Los Angeles’ Silver Lake neighborhood has transformed in the last two decades From a sleepy Eastside enclave to one of the city’s most dynamic creative communities. However, the majority of its housing stock has remained unchanged since the 1970s. The residential streets are made up of a mixture of historic houses and medieval “missing middle” duplexes, and fourplexes bungalows, which once housed the city’s resident population.
Currently, more density is needed. Not only to keep up with demand but to maintain a level of affordability in the housing market that has made it a huge part of the artists and ethnic communities responsible for giving the area its unique talents to a disadvantage. A new typology of “lost middle” housing has emerged, which has grown in scale and placement towards the edge of the neighborhood, along with commercial corridors and busy highways (where auto repair shops and warehouses once stood). With these changes, there is a need to bridge these new middle-lost communities to the neighborhoods and paths they are on.
Situated on a narrow infill in Silver Lake, Los Angeles, LOHA’s newest housing project, Dillon617 creatively integrates open and communal spaces into dense urban development, providing essential housing for this growing community.
The design of the Dillon617 stems from two long bars connected by an exterior walkway and pushed to one side of the property to allocate most of the site to a landscaped paseo. This movement creates a dynamic open space for residents and brings light and air deeper into the building. The south bar of the Dillon617 is pulled apart at each street front, opening the doorway of suitable projects to frame intimate moments that allow the building to be opened and exposed to street level.

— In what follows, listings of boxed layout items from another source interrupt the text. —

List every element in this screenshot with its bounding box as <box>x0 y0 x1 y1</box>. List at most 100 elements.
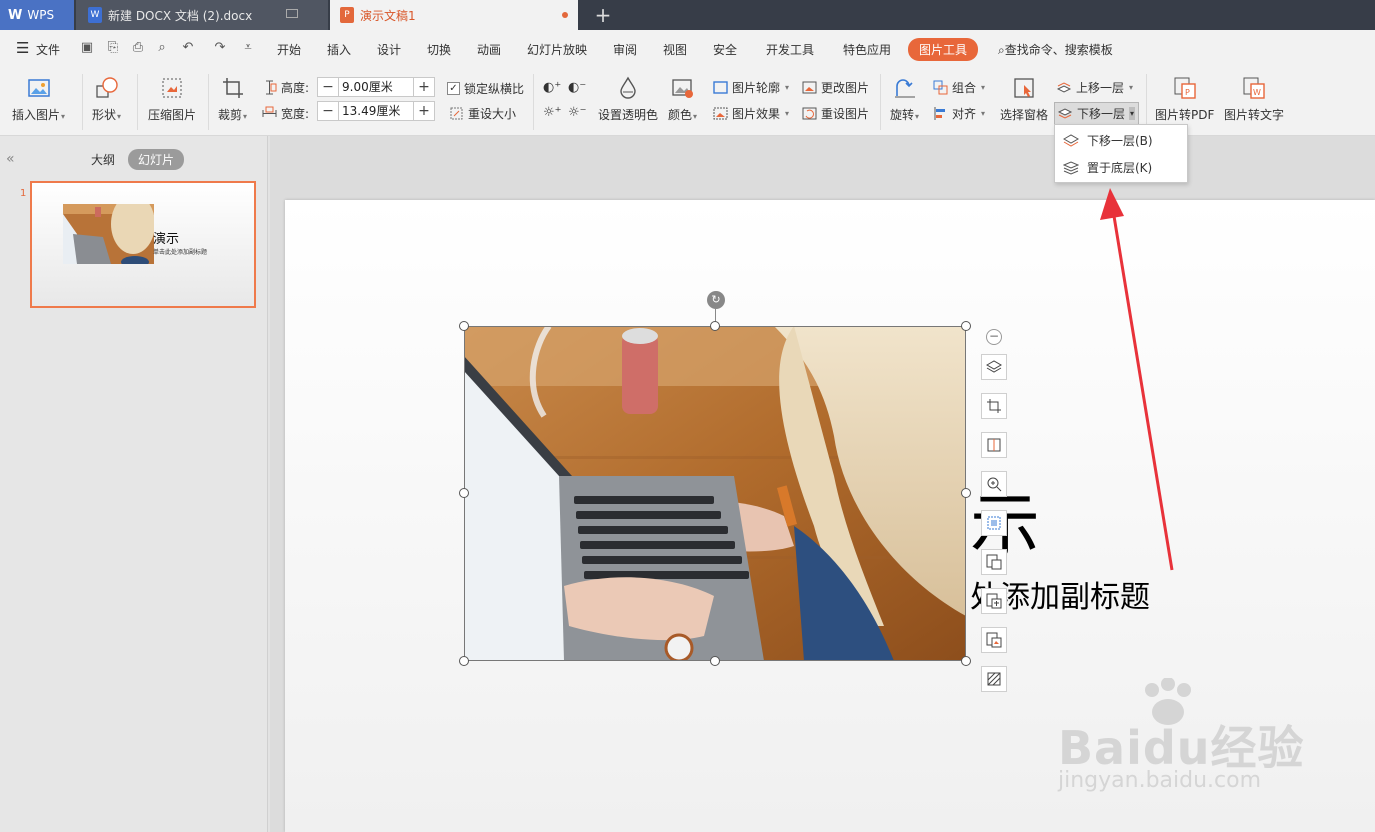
wps-home-tab[interactable]: W WPS <box>0 0 74 30</box>
resize-handle-right[interactable] <box>961 488 971 498</box>
menu-design[interactable]: 设计 <box>377 41 401 58</box>
resize-handle-bottom-left[interactable] <box>459 656 469 666</box>
fill-tool[interactable] <box>981 666 1007 692</box>
crop-tool[interactable] <box>981 393 1007 419</box>
image-text-icon <box>986 554 1002 570</box>
resize-handle-top[interactable] <box>710 321 720 331</box>
print-icon[interactable]: ⎙ <box>131 41 145 55</box>
contrast-decrease-button[interactable]: ☼⁻ <box>568 105 587 120</box>
width-decrease-button[interactable]: − <box>318 102 338 120</box>
picture-effects-button[interactable]: 图片效果 ▾ <box>713 105 789 122</box>
height-stepper[interactable]: − 9.00厘米 + <box>317 77 435 97</box>
monitor-icon[interactable] <box>286 9 298 18</box>
tab-presentation[interactable]: P 演示文稿1 <box>330 0 578 30</box>
image-to-text-tool[interactable] <box>981 549 1007 575</box>
layers-tool[interactable] <box>981 354 1007 380</box>
color-button[interactable]: 颜色▾ <box>668 76 697 123</box>
menu-view[interactable]: 视图 <box>663 41 687 58</box>
collapse-panel-icon[interactable]: « <box>6 151 15 167</box>
menu-features[interactable]: 特色应用 <box>843 41 891 58</box>
compress-image-button[interactable]: 压缩图片 <box>148 76 196 123</box>
bring-forward-icon <box>1057 82 1072 93</box>
zoom-tool[interactable] <box>981 471 1007 497</box>
reset-image-icon <box>802 107 817 120</box>
height-increase-button[interactable]: + <box>414 78 434 96</box>
change-image-icon <box>802 81 817 94</box>
height-input[interactable]: 9.00厘米 <box>338 78 414 96</box>
reset-image-button[interactable]: 重设图片 <box>802 105 869 122</box>
menu-security[interactable]: 安全 <box>713 41 737 58</box>
svg-text:P: P <box>1185 88 1190 97</box>
send-backward-dropdown-icon[interactable]: ▾ <box>1129 107 1136 120</box>
selection-frame <box>464 326 966 661</box>
insert-image-button[interactable]: 插入图片▾ <box>12 76 65 123</box>
search-command[interactable]: ⌕查找命令、搜索模板 <box>998 41 1113 58</box>
title-bar: W WPS W 新建 DOCX 文档 (2).docx P 演示文稿1 + <box>0 0 1375 30</box>
redo-icon[interactable]: ↷ <box>213 41 227 55</box>
resize-handle-bottom[interactable] <box>710 656 720 666</box>
resize-handle-bottom-right[interactable] <box>961 656 971 666</box>
width-input[interactable]: 13.49厘米 <box>338 102 414 120</box>
brightness-up-icon: ◐⁺ <box>543 80 562 95</box>
checkbox-checked-icon: ✓ <box>447 82 460 95</box>
menu-send-to-back[interactable]: 置于底层(K) <box>1063 159 1152 176</box>
output-icon[interactable]: ⎘ <box>106 41 120 55</box>
undo-icon[interactable]: ↶ <box>181 41 195 55</box>
resize-handle-top-left[interactable] <box>459 321 469 331</box>
image-icon <box>27 79 50 97</box>
tab-outline[interactable]: 大纲 <box>91 151 115 168</box>
align-button[interactable]: 对齐 ▾ <box>933 105 985 122</box>
send-backward-button[interactable]: 下移一层 ▾ <box>1054 102 1140 125</box>
menu-review[interactable]: 审阅 <box>613 41 637 58</box>
menu-file[interactable]: 文件 <box>36 41 60 58</box>
menu-slideshow[interactable]: 幻灯片放映 <box>527 41 587 58</box>
menu-picture-tools[interactable]: 图片工具 <box>908 38 979 61</box>
picture-outline-button[interactable]: 图片轮廓 ▾ <box>713 79 789 96</box>
rotate-handle-icon[interactable]: ↻ <box>707 291 725 309</box>
crop-button[interactable]: 裁剪▾ <box>218 76 247 123</box>
reset-size-button[interactable]: 重设大小 <box>449 105 516 122</box>
width-label: 宽度: <box>262 105 309 122</box>
change-image-button[interactable]: 更改图片 <box>802 79 869 96</box>
height-decrease-button[interactable]: − <box>318 78 338 96</box>
menu-animation[interactable]: 动画 <box>477 41 501 58</box>
contrast-increase-button[interactable]: ☼⁺ <box>543 105 562 120</box>
print-preview-icon[interactable]: ⌕ <box>155 41 169 55</box>
resize-handle-left[interactable] <box>459 488 469 498</box>
bring-forward-button[interactable]: 上移一层 ▾ <box>1057 79 1133 96</box>
menu-start[interactable]: 开始 <box>277 41 301 58</box>
image-to-text-button[interactable]: W 图片转文字 <box>1224 76 1284 123</box>
slide-thumbnail[interactable]: 演示 单击此处添加副标题 <box>30 181 256 308</box>
shape-button[interactable]: 形状▾ <box>92 76 121 123</box>
brightness-decrease-button[interactable]: ◐⁻ <box>568 80 586 95</box>
selection-pane-button[interactable]: 选择窗格 <box>1000 76 1048 123</box>
set-transparent-button[interactable]: 设置透明色 <box>598 76 658 123</box>
image-frame-tool[interactable] <box>981 510 1007 536</box>
rotate-button[interactable]: 旋转▾ <box>890 76 919 123</box>
image-add-tool[interactable] <box>981 588 1007 614</box>
width-stepper[interactable]: − 13.49厘米 + <box>317 101 435 121</box>
brightness-increase-button[interactable]: ◐⁺ <box>543 80 561 95</box>
send-backward-icon <box>1063 133 1079 147</box>
menu-developer[interactable]: 开发工具 <box>766 41 814 58</box>
save-icon[interactable]: ▣ <box>80 41 94 55</box>
lock-ratio-checkbox[interactable]: ✓ 锁定纵横比 <box>447 80 524 97</box>
new-tab-button[interactable]: + <box>588 0 618 30</box>
image-to-pdf-button[interactable]: P 图片转PDF <box>1155 76 1214 123</box>
menu-send-backward[interactable]: 下移一层(B) <box>1063 132 1153 149</box>
crop-icon <box>222 78 243 98</box>
menu-insert[interactable]: 插入 <box>327 41 351 58</box>
tab-docx[interactable]: W 新建 DOCX 文档 (2).docx <box>76 0 328 30</box>
width-increase-button[interactable]: + <box>414 102 434 120</box>
split-icon <box>987 438 1001 452</box>
image-replace-tool[interactable] <box>981 627 1007 653</box>
slide-number: 1 <box>20 188 27 199</box>
group-button[interactable]: 组合 ▾ <box>933 79 985 96</box>
menu-transition[interactable]: 切换 <box>427 41 451 58</box>
tab-slides[interactable]: 幻灯片 <box>128 149 185 170</box>
resize-handle-top-right[interactable] <box>961 321 971 331</box>
customize-toolbar-icon[interactable]: ⩡ <box>241 41 255 55</box>
picture-split-tool[interactable] <box>981 432 1007 458</box>
collapse-quicktools-icon[interactable]: − <box>986 329 1002 345</box>
hamburger-icon[interactable]: ☰ <box>16 39 29 57</box>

The design further articulates the edge of this paseo by carving a stepped terrace out of the center pinpoint. These shared and semi-private terraces take advantage of southern exposure and concentrate public facilities to promote neighborly social interactions. These terraces are mirrored at a northern elevation to escape from surrounding buildings and parallel to the context. With checkered perforated balconies at long heights, the design ensures that every unit has access to the open space
The dark metal exterior adds an element of contrast by incorporating the corridor in bright white. It’s not just an aesthetic decision, but natural light reflections on pavements and units is one of several passive sustainable strategies. Solid metal siding compositions and perforated screens animate street-facing heights for a more accessible connection to the surrounding context, which is supported by the open-air pavement square.
As Los Angeles densifies, the inevitable conflict between multi-unit housing and homes becomes clearer. By combining the types of space found in the surrounding environment into a more compact buildings – intimate green spaces, terraced hillsides, and plazas – the LOHA’s design has allowed two different typologies to coexist.